Not unlike the war against drugs, arguments against (and for) gun control evoke emotion and questions of intent. Organizations against gun control, including the NRA, are usually at the fore in these debates. Common arguments against gun control posed by such groups are straightforward. These arguments bring attention to the Second Amendment in which this right is granted. They argue that in the enforcement of gun control regulations, this right is infringed upon and that we the American people are entitled to it. Yet, many senseless acts of violence are committed every year with handguns. This reality bears the question “Should guns be prohibited?”
One common argument is that we should be able to protect ourselves with guns. True enough, handguns do offer a sense of security unlike any other. Handguns allow us to arm ourselves and make us less vulnerable to crime. This argument against gun control is often the double edged sword that is the revolving premise of this debate. One question often answers the other. However that answer is often posed as another question.

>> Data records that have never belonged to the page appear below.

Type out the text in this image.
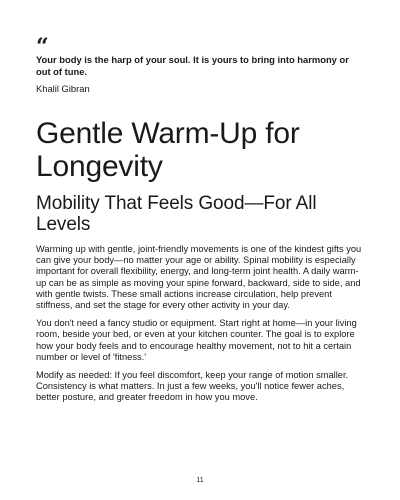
“

Your body is the harp of your soul. It is yours to bring into harmony or out of tune.

Khalil Gibran

Gentle Warm-Up for Longevity
Mobility That Feels Good—For All Levels

Warming up with gentle, joint-friendly movements is one of the kindest gifts you can give your body—no matter your age or ability. Spinal mobility is especially important for overall flexibility, energy, and long-term joint health. A daily warm-up can be as simple as moving your spine forward, backward, side to side, and with gentle twists. These small actions increase circulation, help prevent stiffness, and set the stage for every other activity in your day.

You don't need a fancy studio or equipment. Start right at home—in your living room, beside your bed, or even at your kitchen counter. The goal is to explore how your body feels and to encourage healthy movement, not to hit a certain number or level of 'fitness.'

Modify as needed: If you feel discomfort, keep your range of motion smaller. Consistency is what matters. In just a few weeks, you'll notice fewer aches, better posture, and greater freedom in how you move.

11
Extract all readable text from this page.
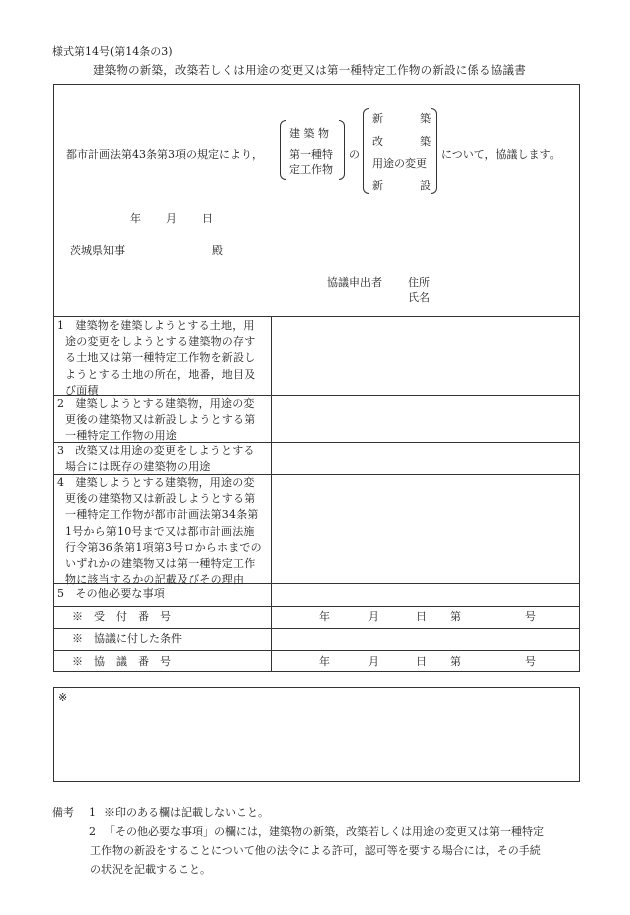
様式第14号(第14条の3)
建築物の新築，改築若しくは用途の変更又は第一種特定工作物の新設に係る協議書
都市計画法第43条第3項の規定により，
建 築 物
第一種特
定工作物
の
新	築
改	築
用途の変更
新	設
について，協議します。
年 月 日
茨城県知事	殿
協議申出者 住所
氏名
1　建築物を建築しようとする土地，用
途の変更をしようとする建築物の存す
る土地又は第一種特定工作物を新設し
ようとする土地の所在，地番，地目及
び面積
2　建築しようとする建築物，用途の変
更後の建築物又は新設しようとする第
一種特定工作物の用途
3　改築又は用途の変更をしようとする
場合には既存の建築物の用途
4　建築しようとする建築物，用途の変
更後の建築物又は新設しようとする第
一種特定工作物が都市計画法第34条第
1号から第10号まで又は都市計画法施
行令第36条第1項第3号ロからホまでの
いずれかの建築物又は第一種特定工作
物に該当するかの記載及びその理由
5　その他必要な事項
※　受　付　番　号	年	月	日 第	号
※　協議に付した条件
※　協　議　番　号	年	月	日 第	号
※
備考 1 ※印のある欄は記載しないこと。
2 「その他必要な事項」の欄には，建築物の新築，改築若しくは用途の変更又は第一種特定
工作物の新設をすることについて他の法令による許可，認可等を要する場合には，その手続
の状況を記載すること。
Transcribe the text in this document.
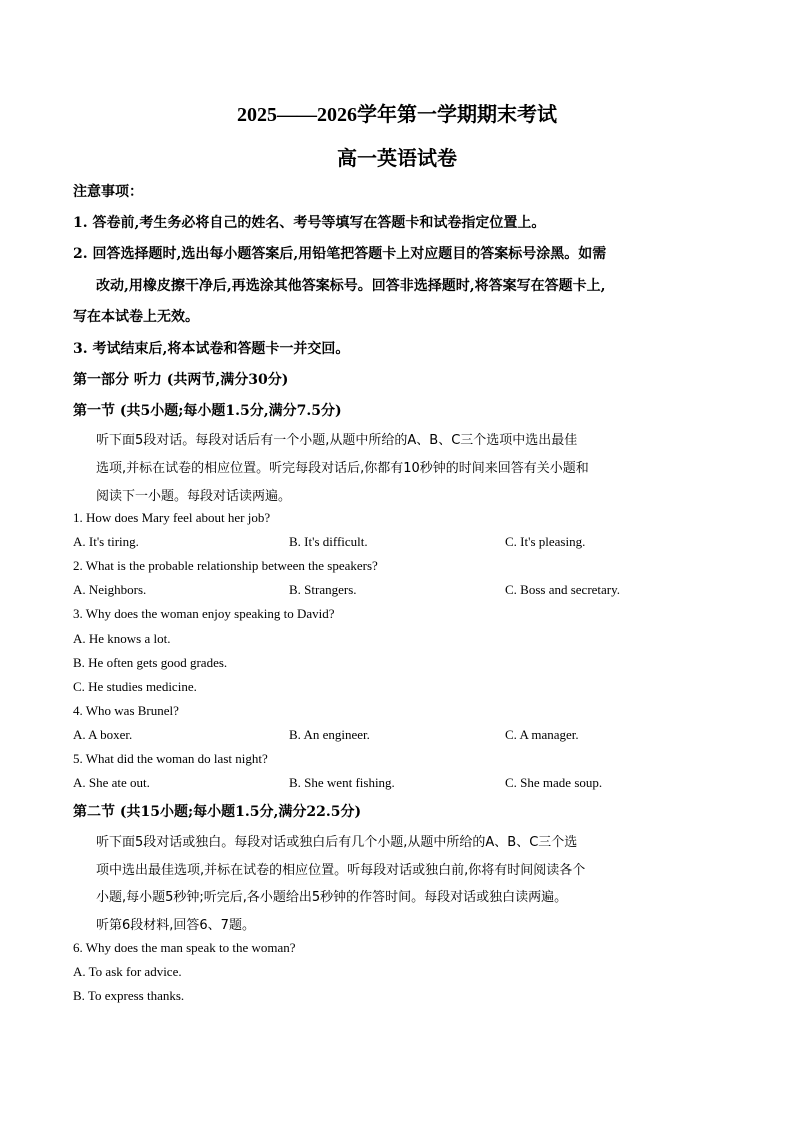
2025——2026学年第一学期期末考试
高一英语试卷
注意事项：
1. 答卷前,考生务必将自己的姓名、考号等填写在答题卡和试卷指定位置上。
2. 回答选择题时,选出每小题答案后,用铅笔把答题卡上对应题目的答案标号涂黑。如需
改动,用橡皮擦干净后,再选涂其他答案标号。回答非选择题时,将答案写在答题卡上,
写在本试卷上无效。
3. 考试结束后,将本试卷和答题卡一并交回。
第一部分 听力 (共两节,满分30分)
第一节 (共5小题;每小题1.5分,满分7.5分)
听下面5段对话。每段对话后有一个小题,从题中所给的A、B、C三个选项中选出最佳
选项,并标在试卷的相应位置。听完每段对话后,你都有10秒钟的时间来回答有关小题和
阅读下一小题。每段对话读两遍。
1. How does Mary feel about her job?
A. It's tiring.	B. It's difficult.	C. It's pleasing.
2. What is the probable relationship between the speakers?
A. Neighbors.	B. Strangers.	C. Boss and secretary.
3. Why does the woman enjoy speaking to David?
A. He knows a lot.
B. He often gets good grades.
C. He studies medicine.
4. Who was Brunel?
A. A boxer.	B. An engineer.	C. A manager.
5. What did the woman do last night?
A. She ate out.	B. She went fishing.	C. She made soup.
第二节 (共15小题;每小题1.5分,满分22.5分)
听下面5段对话或独白。每段对话或独白后有几个小题,从题中所给的A、B、C三个选
项中选出最佳选项,并标在试卷的相应位置。听每段对话或独白前,你将有时间阅读各个
小题,每小题5秒钟;听完后,各小题给出5秒钟的作答时间。每段对话或独白读两遍。
听第6段材料,回答6、7题。
6. Why does the man speak to the woman?
A. To ask for advice.
B. To express thanks.
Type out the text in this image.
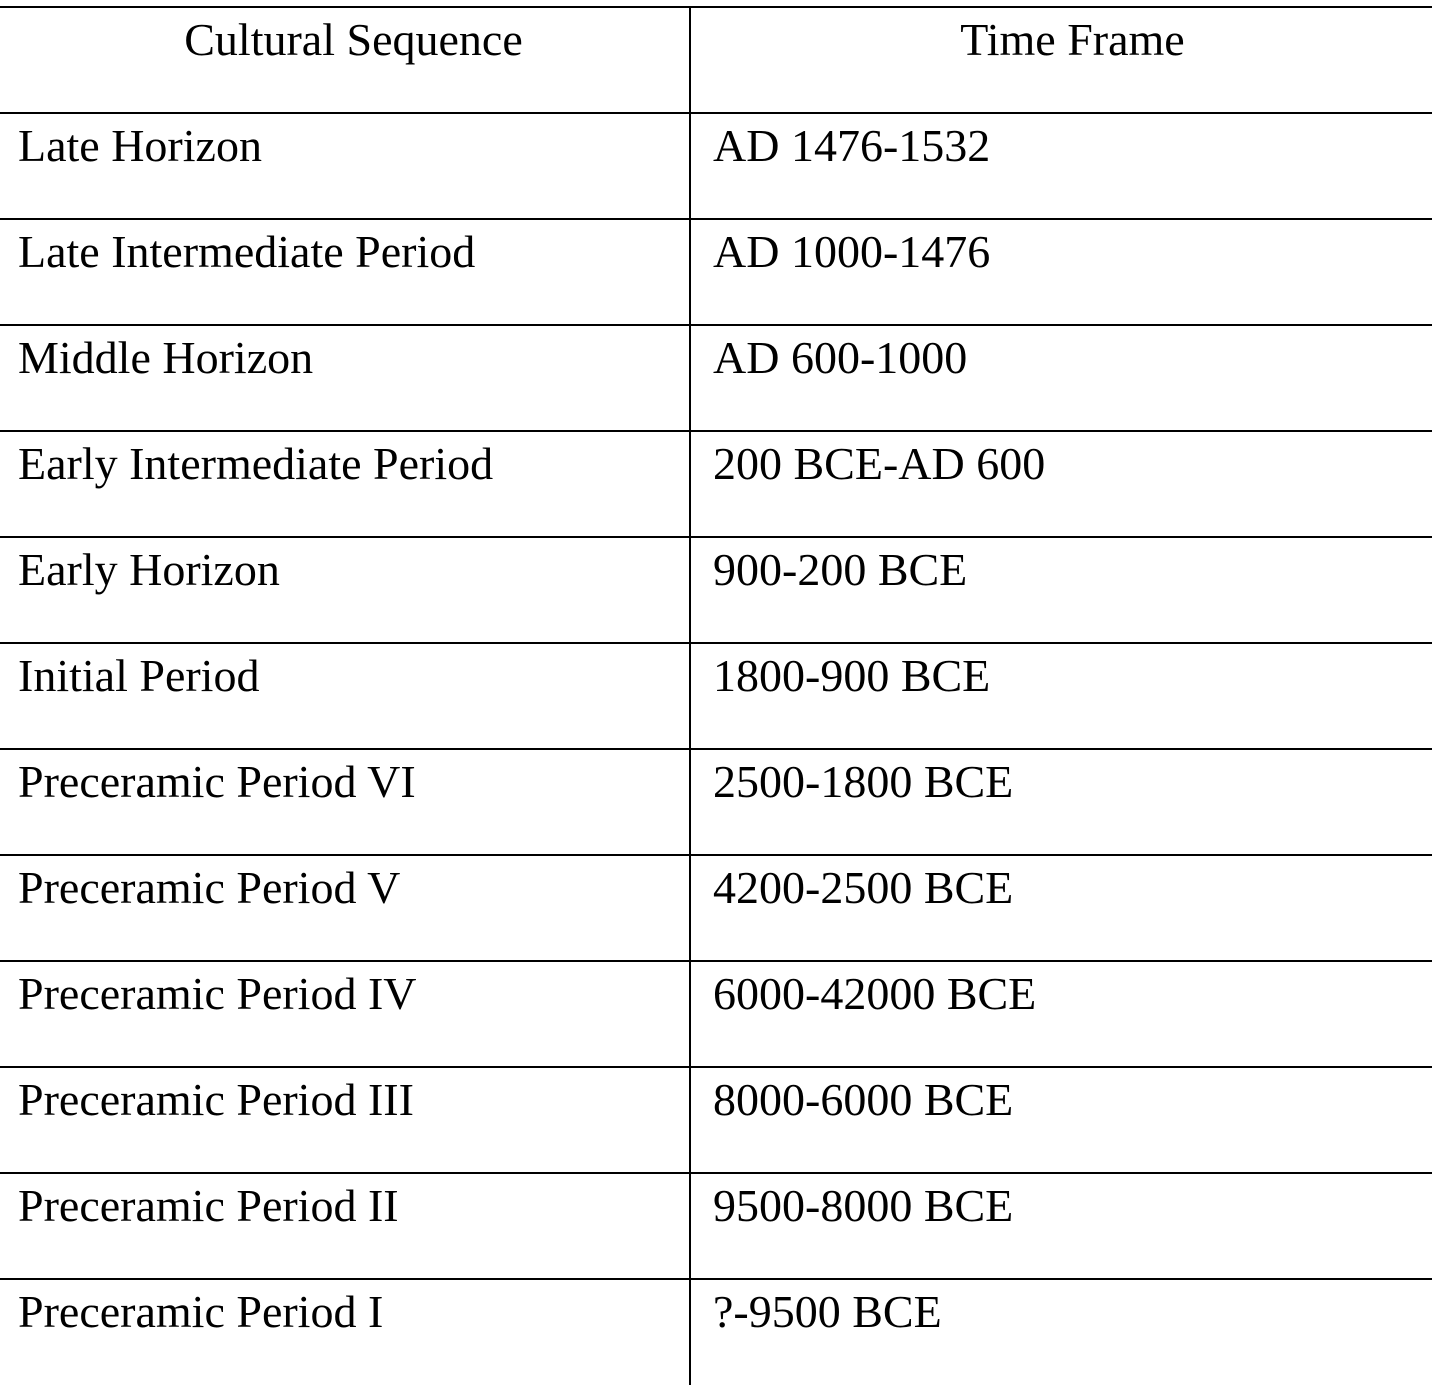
Cultural Sequence	Time Frame
Late Horizon	AD 1476-1532
Late Intermediate Period	AD 1000-1476
Middle Horizon	AD 600-1000
Early Intermediate Period	200 BCE-AD 600
Early Horizon	900-200 BCE
Initial Period	1800-900 BCE
Preceramic Period VI	2500-1800 BCE
Preceramic Period V	4200-2500 BCE
Preceramic Period IV	6000-42000 BCE
Preceramic Period III	8000-6000 BCE
Preceramic Period II	9500-8000 BCE
Preceramic Period I	?-9500 BCE
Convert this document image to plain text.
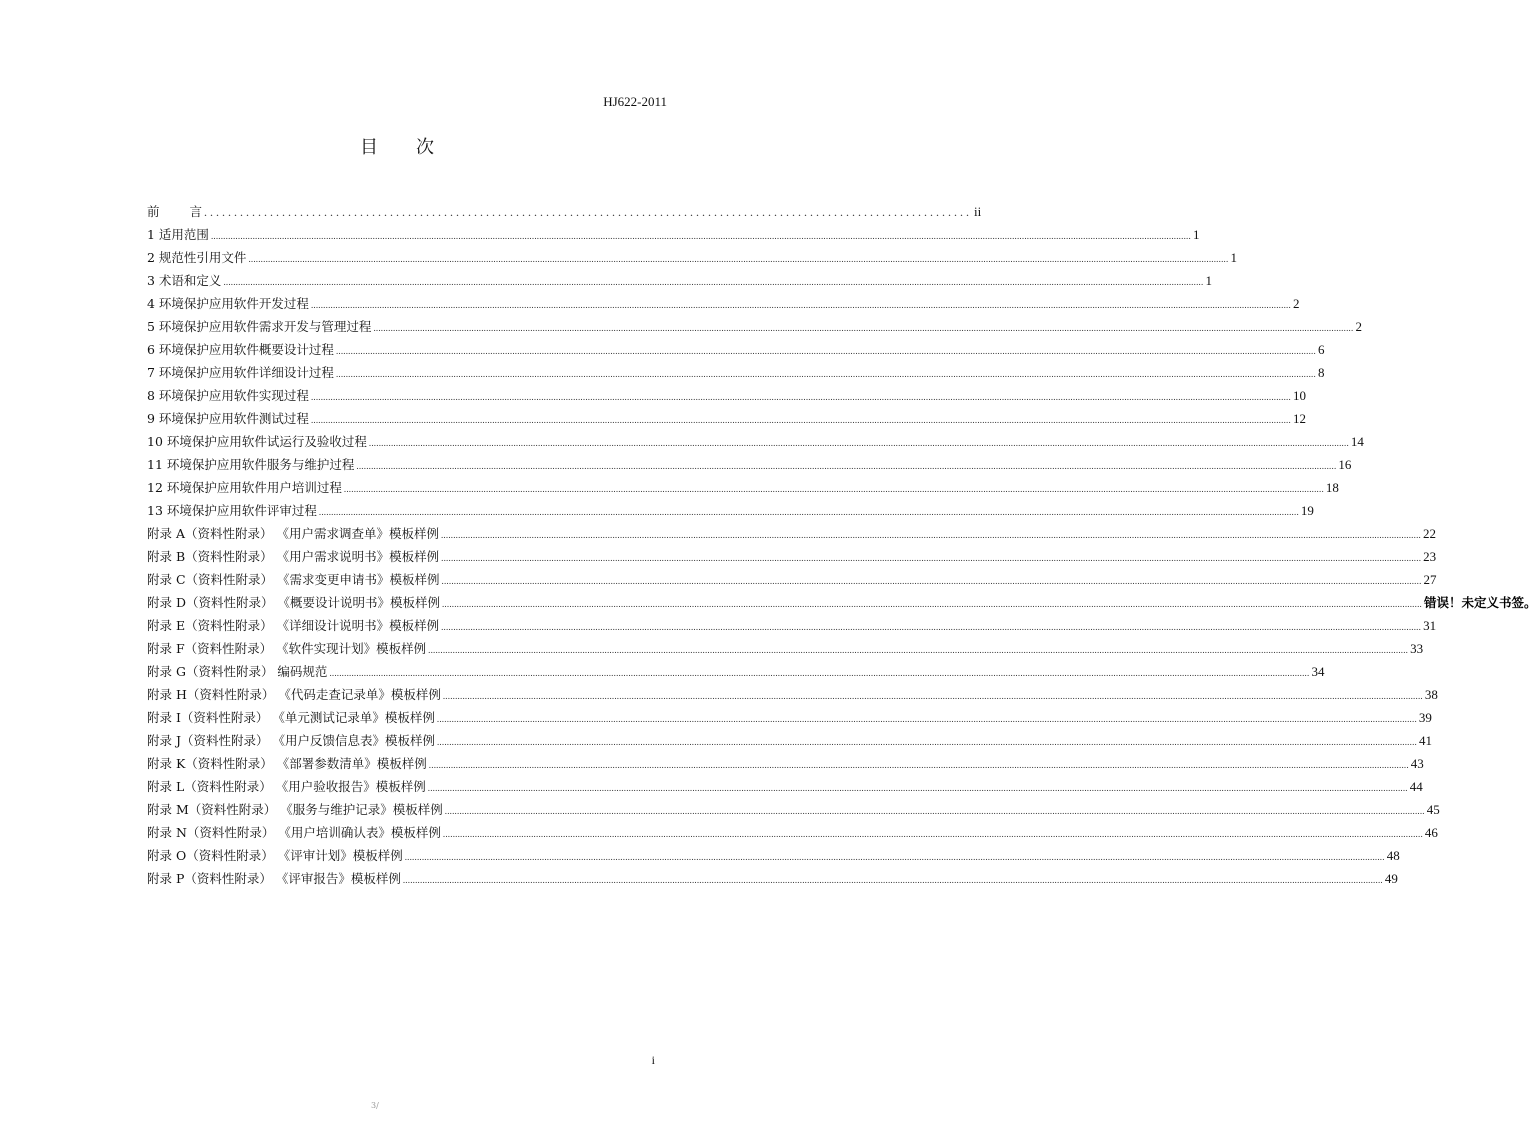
HJ622-2011
目 次
前 言 ................................................................................................................................ ii
1 适用范围 ................................................................................................................................................................................................................................................................................................................................................................................................................ 1
2 规范性引用文件 ................................................................................................................................................................................................................................................................................................................................................................................................................ 1
3 术语和定义 ................................................................................................................................................................................................................................................................................................................................................................................................................ 1
4 环境保护应用软件开发过程 ................................................................................................................................................................................................................................................................................................................................................................................................................ 2
5 环境保护应用软件需求开发与管理过程 ................................................................................................................................................................................................................................................................................................................................................................................................................ 2
6 环境保护应用软件概要设计过程 ................................................................................................................................................................................................................................................................................................................................................................................................................ 6
7 环境保护应用软件详细设计过程 ................................................................................................................................................................................................................................................................................................................................................................................................................ 8
8 环境保护应用软件实现过程 ................................................................................................................................................................................................................................................................................................................................................................................................................ 10
9 环境保护应用软件测试过程 ................................................................................................................................................................................................................................................................................................................................................................................................................ 12
10 环境保护应用软件试运行及验收过程 ................................................................................................................................................................................................................................................................................................................................................................................................................ 14
11 环境保护应用软件服务与维护过程 ................................................................................................................................................................................................................................................................................................................................................................................................................ 16
12 环境保护应用软件用户培训过程 ................................................................................................................................................................................................................................................................................................................................................................................................................ 18
13 环境保护应用软件评审过程 ................................................................................................................................................................................................................................................................................................................................................................................................................ 19
附录 A（资料性附录） 《用户需求调查单》模板样例 ................................................................................................................................................................................................................................................................................................................................................................................................................ 22
附录 B（资料性附录） 《用户需求说明书》模板样例 ................................................................................................................................................................................................................................................................................................................................................................................................................ 23
附录 C（资料性附录） 《需求变更申请书》模板样例 ................................................................................................................................................................................................................................................................................................................................................................................................................ 27
附录 D（资料性附录） 《概要设计说明书》模板样例 ................................................................................................................................................................................................................................................................................................................................................................................................................ 错误！未定义书签。
附录 E（资料性附录） 《详细设计说明书》模板样例 ................................................................................................................................................................................................................................................................................................................................................................................................................ 31
附录 F（资料性附录） 《软件实现计划》模板样例 ................................................................................................................................................................................................................................................................................................................................................................................................................ 33
附录 G（资料性附录） 编码规范 ................................................................................................................................................................................................................................................................................................................................................................................................................ 34
附录 H（资料性附录） 《代码走查记录单》模板样例 ................................................................................................................................................................................................................................................................................................................................................................................................................ 38
附录 I（资料性附录） 《单元测试记录单》模板样例 ................................................................................................................................................................................................................................................................................................................................................................................................................ 39
附录 J（资料性附录） 《用户反馈信息表》模板样例 ................................................................................................................................................................................................................................................................................................................................................................................................................ 41
附录 K（资料性附录） 《部署参数清单》模板样例 ................................................................................................................................................................................................................................................................................................................................................................................................................ 43
附录 L（资料性附录） 《用户验收报告》模板样例 ................................................................................................................................................................................................................................................................................................................................................................................................................ 44
附录 M（资料性附录） 《服务与维护记录》模板样例 ................................................................................................................................................................................................................................................................................................................................................................................................................ 45
附录 N（资料性附录） 《用户培训确认表》模板样例 ................................................................................................................................................................................................................................................................................................................................................................................................................ 46
附录 O（资料性附录） 《评审计划》模板样例 ................................................................................................................................................................................................................................................................................................................................................................................................................ 48
附录 P（资料性附录） 《评审报告》模板样例 ................................................................................................................................................................................................................................................................................................................................................................................................................ 49
i
3/
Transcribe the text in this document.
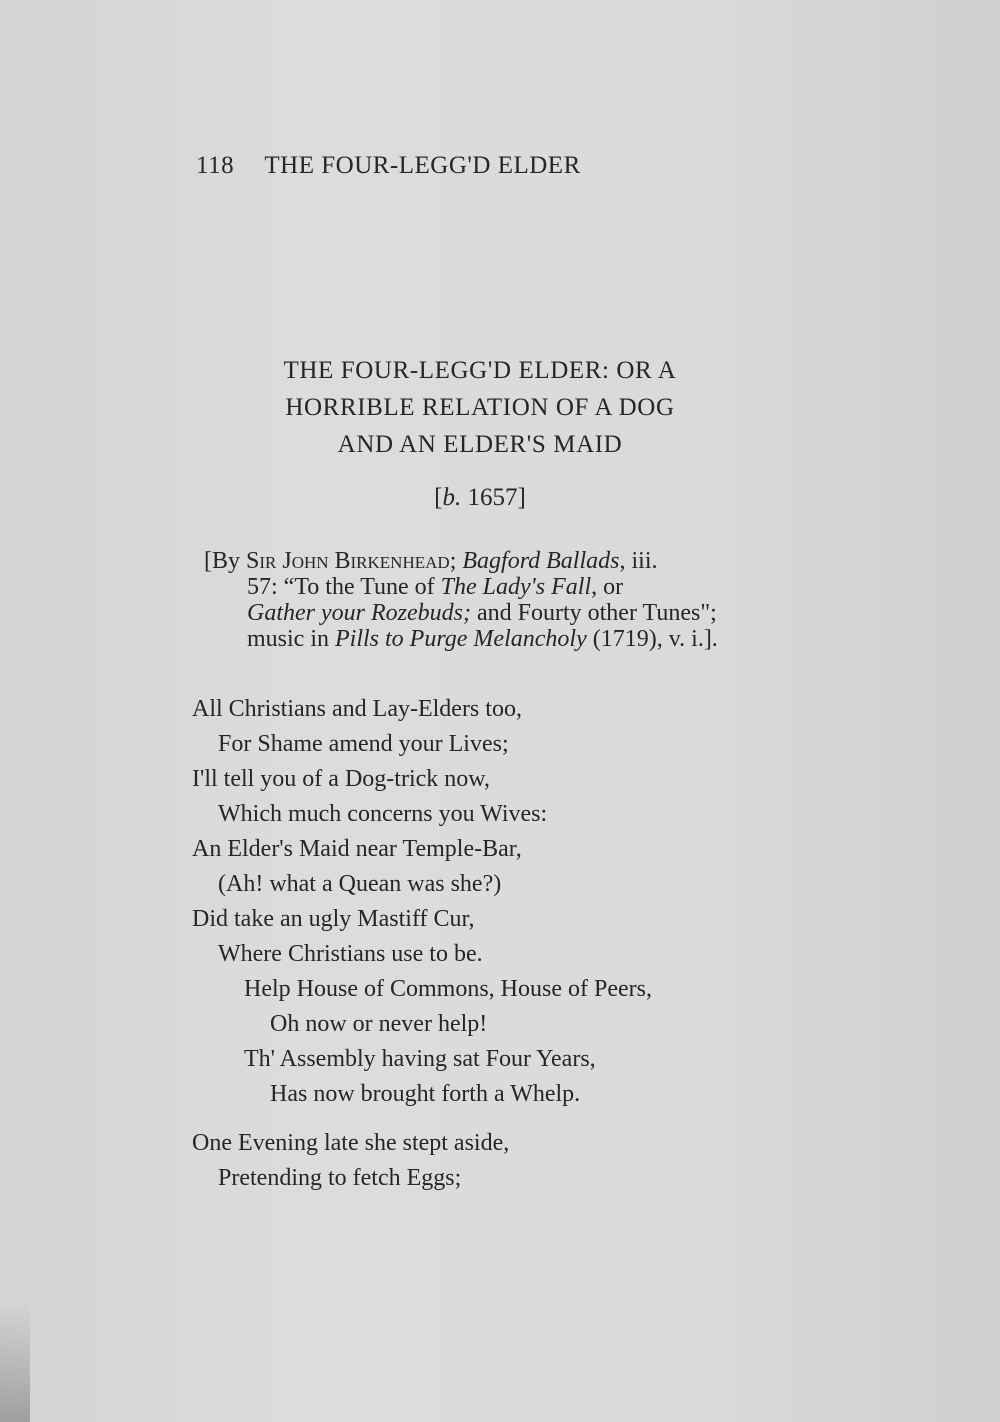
118 THE FOUR-LEGG'D ELDER
THE FOUR-LEGG'D ELDER: OR A
HORRIBLE RELATION OF A DOG
AND AN ELDER'S MAID
[b. 1657]
[By Sir John Birkenhead; Bagford Ballads, iii.
57: “To the Tune of The Lady's Fall, or
Gather your Rozebuds; and Fourty other Tunes";
music in Pills to Purge Melancholy (1719), v. i.].
All Christians and Lay-Elders too,
For Shame amend your Lives;
I'll tell you of a Dog-trick now,
Which much concerns you Wives:
An Elder's Maid near Temple-Bar,
(Ah! what a Quean was she?)
Did take an ugly Mastiff Cur,
Where Christians use to be.
Help House of Commons, House of Peers,
Oh now or never help!
Th' Assembly having sat Four Years,
Has now brought forth a Whelp.
One Evening late she stept aside,
Pretending to fetch Eggs;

Should we be allowed to protect ourselves?
Should we be allowed to protect our families?
Regardless of what side you are on in the debate surrounding gun control, the answer to both questions is generally “yes.” The only thing that changes is the right to do so with a gun.
Many believe that if gun control is enforced, that violence will decline. Is this common argument against gun control viable? Will it be an actuality, or will we become more susceptible to violence in the event that this right is prohibited?
Perhaps the answer to gun control lies within accountability and proper regulations. Maybe this debate is better left standing as is. There are too many variables that play into this argument to have just one vantage point. Human nature in its own regard is an unstable factor that cannot be formed or fit into a box. This leads to yet another common argument against gun control. “Does everyone deserve the right to bear arms?” Background checks may obliterate this right for many. Felonies, and mental health records and issues are all probable causes to deny the right to own a handgun.
Whether you are for or against gun control regulations, it is important to research your opinion. While common arguments against gun control are pretty cut and dry, they may not be the appropriate solution. If we, the people of the United States, are no longer afforded this right, which will be the next to go? Should these common arguments against gun control be put into effect and if so, who exactly will they benefit?